Berlín tiene tres millones y medio de habitantes, ha celebrado un Mundial de fútbol y solo hace unos meses acogió la fase previa del Eurobasket. Una final del Mundial de League of Legends en el Mercedes Benz Arena no alteraba la ciudad, pero 18.000 almas estaban preparándose para cumplir un sueño: ver en directo a los mejores jugadores del mundo de League of Legends. Corea contra Corea. La meca de los eSports. Como un Kárpov-Kaspárov para los fans del ajedrez. SK Telecom T1 y Koo Tigers, dos equipos formados por jugadores profesionales de videojuegos. Sí, chavales que pasan diez horas al día sentados frente a un ordenador. Como yo algunos días en la redacción, pero 'jugando' a un videojuego con el objetivo de convertirse en los mejores del mundo. Fama, dinero... Consecuencias del éxito deportivo. Pero también orgullo. Ser los pioneros, levantar la copa bajo una lluvia de gritos y fuegos artificiales. Pero con un precio: abandonar la vida cómoda y tranquila de un adolescente de 18 años para invertirla en exprimir al máximo la máquina. Como cualquier deportista de élite.
He tenido la oportunidad de estar en muchos estadios y pabellones. Más por afición que por profesión. Y cualquiera que haya visto una competición de eSports podrá decir que el ambiente es el mismo; incluso más deportivo. Hinchadas con camisetas de todos los equipos, hasta de los que no juegan. Aplausos, ovaciones, gritos. Nada de abucheos, nada de silbidos ni insultos.

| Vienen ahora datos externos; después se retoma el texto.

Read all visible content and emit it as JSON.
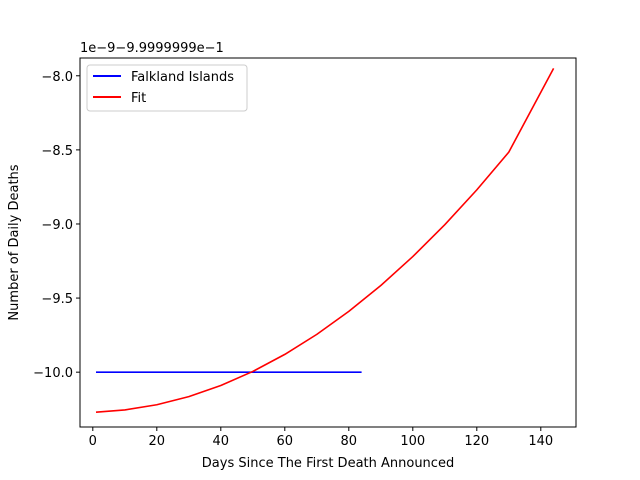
{
  "chart_data": {
    "type": "line",
    "xlabel": "Days Since The First Death Announced",
    "ylabel": "Number of Daily Deaths",
    "offset_text": "1e−9−9.9999999e−1",
    "xlim": [
      -4,
      151
    ],
    "ylim": [
      -10.37,
      -7.88
    ],
    "x_ticks": [
      0,
      20,
      40,
      60,
      80,
      100,
      120,
      140
    ],
    "x_tick_labels": [
      "0",
      "20",
      "40",
      "60",
      "80",
      "100",
      "120",
      "140"
    ],
    "y_ticks": [
      -10.0,
      -9.5,
      -9.0,
      -8.5,
      -8.0
    ],
    "y_tick_labels": [
      "−10.0",
      "−9.5",
      "−9.0",
      "−8.5",
      "−8.0"
    ],
    "grid": false,
    "legend_position": "top-left",
    "series": [
      {
        "name": "Falkland Islands",
        "color": "#0000ff",
        "x": [
          1,
          84
        ],
        "y": [
          -10.0,
          -10.0
        ]
      },
      {
        "name": "Fit",
        "color": "#ff0000",
        "x": [
          1,
          10,
          20,
          30,
          40,
          50,
          60,
          70,
          80,
          90,
          100,
          110,
          120,
          130,
          144
        ],
        "y": [
          -10.27,
          -10.255,
          -10.22,
          -10.165,
          -10.09,
          -9.995,
          -9.88,
          -9.745,
          -9.59,
          -9.415,
          -9.22,
          -9.005,
          -8.77,
          -8.515,
          -7.95
        ]
      }
    ]
  }
}
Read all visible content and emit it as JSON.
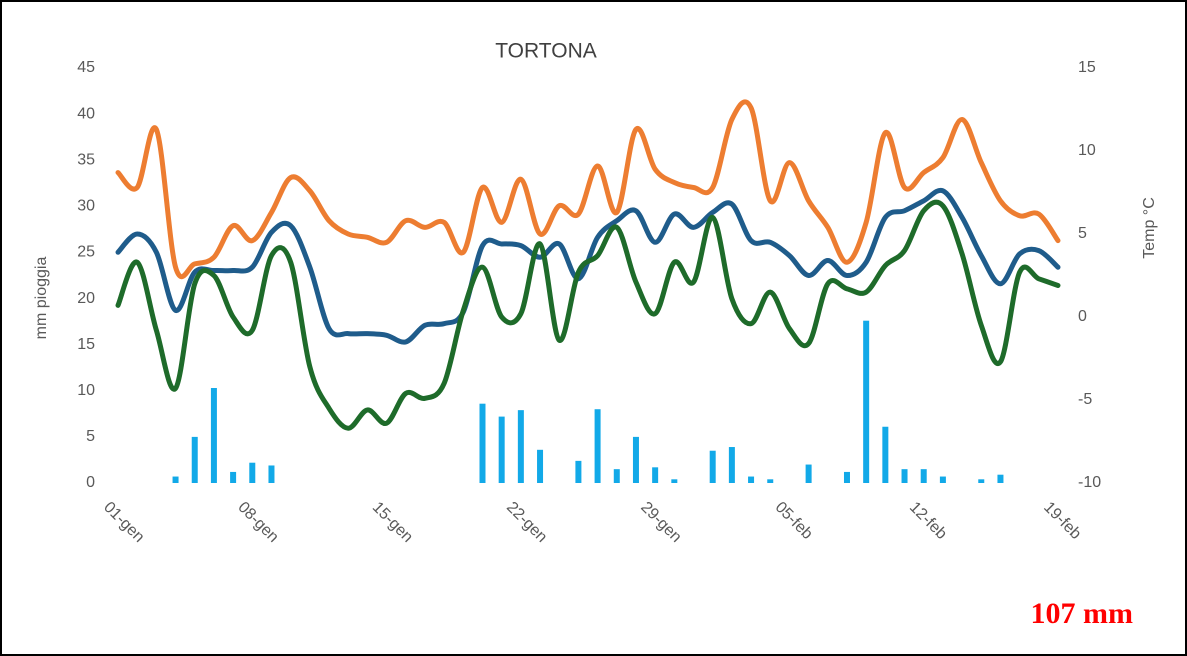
{
  "chart_data": {
    "type": "bar",
    "title": "TORTONA",
    "y_label": "mm pioggia",
    "y2_label": "Temp °C",
    "annotation": "107 mm",
    "categories": [
      "01-gen",
      null,
      null,
      null,
      null,
      null,
      null,
      "08-gen",
      null,
      null,
      null,
      null,
      null,
      null,
      "15-gen",
      null,
      null,
      null,
      null,
      null,
      null,
      "22-gen",
      null,
      null,
      null,
      null,
      null,
      null,
      "29-gen",
      null,
      null,
      null,
      null,
      null,
      null,
      "05-feb",
      null,
      null,
      null,
      null,
      null,
      null,
      "12-feb",
      null,
      null,
      null,
      null,
      null,
      null,
      "19-feb"
    ],
    "ylim": [
      0,
      45
    ],
    "yticks": [
      0,
      5,
      10,
      15,
      20,
      25,
      30,
      35,
      40,
      45
    ],
    "y2lim": [
      -10,
      15
    ],
    "y2ticks": [
      -10,
      -5,
      0,
      5,
      10,
      15
    ],
    "grid": false,
    "series": [
      {
        "type": "bar",
        "axis": "y",
        "color": "#12a9e8",
        "values": [
          0,
          0,
          0,
          0.7,
          5,
          10.3,
          1.2,
          2.2,
          1.9,
          0,
          0,
          0,
          0,
          0,
          0,
          0,
          0,
          0,
          0,
          8.6,
          7.2,
          7.9,
          3.6,
          0,
          2.4,
          8,
          1.5,
          5,
          1.7,
          0.4,
          0,
          3.5,
          3.9,
          0.7,
          0.4,
          0,
          2,
          0,
          1.2,
          17.6,
          6.1,
          1.5,
          1.5,
          0.7,
          0,
          0.4,
          0.9,
          0,
          0,
          0
        ]
      },
      {
        "type": "line",
        "axis": "y2",
        "color": "#ed7d31",
        "values": [
          8.7,
          7.8,
          11.3,
          3.0,
          3.2,
          3.6,
          5.5,
          4.6,
          6.3,
          8.4,
          7.6,
          5.8,
          5.0,
          4.8,
          4.5,
          5.8,
          5.4,
          5.7,
          3.9,
          7.8,
          5.7,
          8.3,
          5.0,
          6.7,
          6.2,
          9.1,
          6.3,
          11.3,
          8.9,
          8.1,
          7.8,
          7.8,
          11.9,
          12.6,
          7.0,
          9.3,
          7.0,
          5.4,
          3.3,
          5.7,
          11.1,
          7.8,
          8.7,
          9.6,
          11.9,
          9.3,
          7.0,
          6.1,
          6.2,
          4.6
        ]
      },
      {
        "type": "line",
        "axis": "y2",
        "color": "#1f5c8b",
        "values": [
          3.9,
          5.0,
          3.9,
          0.4,
          2.7,
          2.8,
          2.8,
          3.0,
          5.1,
          5.5,
          3.0,
          -0.7,
          -1.0,
          -1.0,
          -1.1,
          -1.5,
          -0.5,
          -0.4,
          0.3,
          4.3,
          4.4,
          4.3,
          3.6,
          4.4,
          2.3,
          4.8,
          5.8,
          6.4,
          4.5,
          6.2,
          5.4,
          6.3,
          6.8,
          4.6,
          4.5,
          3.7,
          2.5,
          3.4,
          2.5,
          3.3,
          6.0,
          6.4,
          7.0,
          7.6,
          6.0,
          3.7,
          2.0,
          3.8,
          4.0,
          3.0
        ]
      },
      {
        "type": "line",
        "axis": "y2",
        "color": "#1e6b2a",
        "values": [
          0.7,
          3.3,
          -0.8,
          -4.3,
          2.0,
          2.5,
          0.0,
          -0.8,
          3.7,
          3.3,
          -3.0,
          -5.5,
          -6.7,
          -5.6,
          -6.4,
          -4.6,
          -4.9,
          -4.0,
          0.4,
          3.0,
          0.0,
          0.2,
          4.4,
          -1.4,
          2.7,
          3.7,
          5.4,
          2.1,
          0.2,
          3.3,
          2.1,
          6.0,
          1.1,
          -0.4,
          1.5,
          -0.7,
          -1.6,
          2.0,
          1.7,
          1.5,
          3.1,
          4.0,
          6.4,
          6.7,
          3.8,
          -0.5,
          -2.7,
          2.7,
          2.3,
          1.9
        ]
      }
    ]
  }
}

Hablo con una pareja española que ha hecho 2.000 kilómetros para comprar una entrada y asistir a la final, y me pregunto si están más o menos enfermos que los jugadores, más o menos enganchados. ¿Enfermos porque aquí nadie tira botellas al campo? Nadie se mete con los ojos rasgados de Faker, un chaval de 19 años que levanta su segunda copa del mundo bajo una lluvia de chispas de fuego. Cientos de cámaras. Decenas de operadores, realizadores, técnicos, comentaristas, presentadores de distintas partes del mundo. Miles de voces llenando un estadio, poniéndome la piel de gallina mientras la cámara me tiembla en la mano.
Y me pregunto si yo también he enfermado como para hacer este viaje. Si soy adicto porque prefiero quedarme en casa algunos sábados para ver un partido de videojuegos. Porque empiezo a ir al bar entre semana con los amigos, y no para ver la Champions League, sino la League of Legends Championship Series desde la barra. Brindamos con cerveza. Somos de diferentes equipos, nos gustan diferentes jugadores, nos emocionamos con los parroquianos y, cuando llegamos a casa, jugamos creyendo ser ellos. Como creemos ser los otros, cuando movemos un balón de un lado a otro de la cancha. Y retrasamos la cena. Y trasnochamos. Nos reconocemos en el metro, hablando del último partido, comentando el último cambio en el juego. Enganchados, adictos, por culpa de esta bendita enfermedad.